The chief scientific advisor for the Department for Environment, Food and Rural Affairs (Defra), Prof Gideon Henderson, says the new rules will lead to better food production and bring jobs and investment to England.
The Precision Breeding Act allows only genetic changes that could have been produced naturally or through traditional crossbreeding programs already in use today, and not the introduction of genes from other species.
In so doing, gene editing enables researchers to make precise genetic changes to a plant’s DNA faster than is possible by crossbreeding different varieties.
The new law allows using gene editing and other methods that may arise in the future, provided the result is a crop that is no different from a variety that could be naturally produced.
These resultant crops could withstand the effects of climate change and have increased resistance to disease and pests. This technology could also help with producing more home-grown protein for animal feed, cutting the UK’s dependence on imports.
“While precision breeding is by no means the sole answer to the challenges of climate change and straining food systems, the potential that could be achieved in a variety of agricultural sectors cannot be overlooked,” Sheasby commented.
Bone of contention
While scientists and various scientific bodies support this new Act, critics hold that the change could bring ”disaster” to food production and the environment.
For example, Pat Thomas of Beyond GM raised concerns that gene-edited crops will not have to go through the extensive testing required of GM foods in the EU, which may result in the introduction of toxins and allergens into the food chain.

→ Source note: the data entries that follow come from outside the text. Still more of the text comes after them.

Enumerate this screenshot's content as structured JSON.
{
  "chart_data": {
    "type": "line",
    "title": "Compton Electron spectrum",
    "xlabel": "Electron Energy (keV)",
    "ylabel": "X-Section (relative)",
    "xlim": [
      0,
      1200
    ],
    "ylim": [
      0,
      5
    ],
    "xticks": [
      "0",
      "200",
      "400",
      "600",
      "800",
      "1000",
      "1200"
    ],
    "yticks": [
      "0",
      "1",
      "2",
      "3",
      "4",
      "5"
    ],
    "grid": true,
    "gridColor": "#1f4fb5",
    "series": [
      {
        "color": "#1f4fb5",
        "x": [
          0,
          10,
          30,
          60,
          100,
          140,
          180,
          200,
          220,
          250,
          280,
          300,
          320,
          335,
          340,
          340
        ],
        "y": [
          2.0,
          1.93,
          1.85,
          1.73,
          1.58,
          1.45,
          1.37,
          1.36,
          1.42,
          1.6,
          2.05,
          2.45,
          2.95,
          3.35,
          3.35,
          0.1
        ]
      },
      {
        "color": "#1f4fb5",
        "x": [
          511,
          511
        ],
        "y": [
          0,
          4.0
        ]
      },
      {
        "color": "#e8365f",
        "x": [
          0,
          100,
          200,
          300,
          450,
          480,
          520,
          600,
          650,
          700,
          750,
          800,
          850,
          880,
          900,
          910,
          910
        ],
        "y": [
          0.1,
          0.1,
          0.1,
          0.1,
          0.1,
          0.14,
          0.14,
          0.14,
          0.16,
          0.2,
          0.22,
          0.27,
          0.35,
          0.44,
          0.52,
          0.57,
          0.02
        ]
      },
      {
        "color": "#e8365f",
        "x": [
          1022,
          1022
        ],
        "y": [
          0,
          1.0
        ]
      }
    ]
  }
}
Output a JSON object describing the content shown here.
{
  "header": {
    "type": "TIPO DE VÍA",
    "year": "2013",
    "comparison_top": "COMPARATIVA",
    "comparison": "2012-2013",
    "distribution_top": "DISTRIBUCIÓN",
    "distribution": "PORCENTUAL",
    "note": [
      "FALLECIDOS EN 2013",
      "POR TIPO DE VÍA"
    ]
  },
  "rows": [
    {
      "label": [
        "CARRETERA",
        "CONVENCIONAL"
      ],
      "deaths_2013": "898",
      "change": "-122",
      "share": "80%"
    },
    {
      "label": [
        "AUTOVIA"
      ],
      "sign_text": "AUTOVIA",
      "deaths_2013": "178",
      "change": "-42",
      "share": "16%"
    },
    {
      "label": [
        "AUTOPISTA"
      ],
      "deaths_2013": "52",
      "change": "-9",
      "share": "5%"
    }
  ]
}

“The entire process of this bill has been of the government consulting scientists with vested interests, reassuring the government that this change in the law will have no consequences,” she lamented. “History has shown that when you remove regulatory control, particularly for food and the environment, there is looming disaster on the horizon.”
However, according to Defra, the Food Standards Agency will only authorize products for sale if they are proven to present no risk to health.
Another concern revolves around the labeling of gene-edited food, which is not a requirement and could lead to the introduction of GM crops to other parts of the UK, where it is still banned.
However, marketing food produced using precision breeding techniques in England in Scotland, and Wales is legal under the UK Internal Market Act.
While the European Union is currently debating its legislation on precision breeding, the UK could be a world leader in legislating the use of this technology.
“Precision Breeding technologies are the future of food production not just at home but around the world, and this Act will put us at the forefront of this revolution,” Mark Spencer, Food and Farming Minister commented.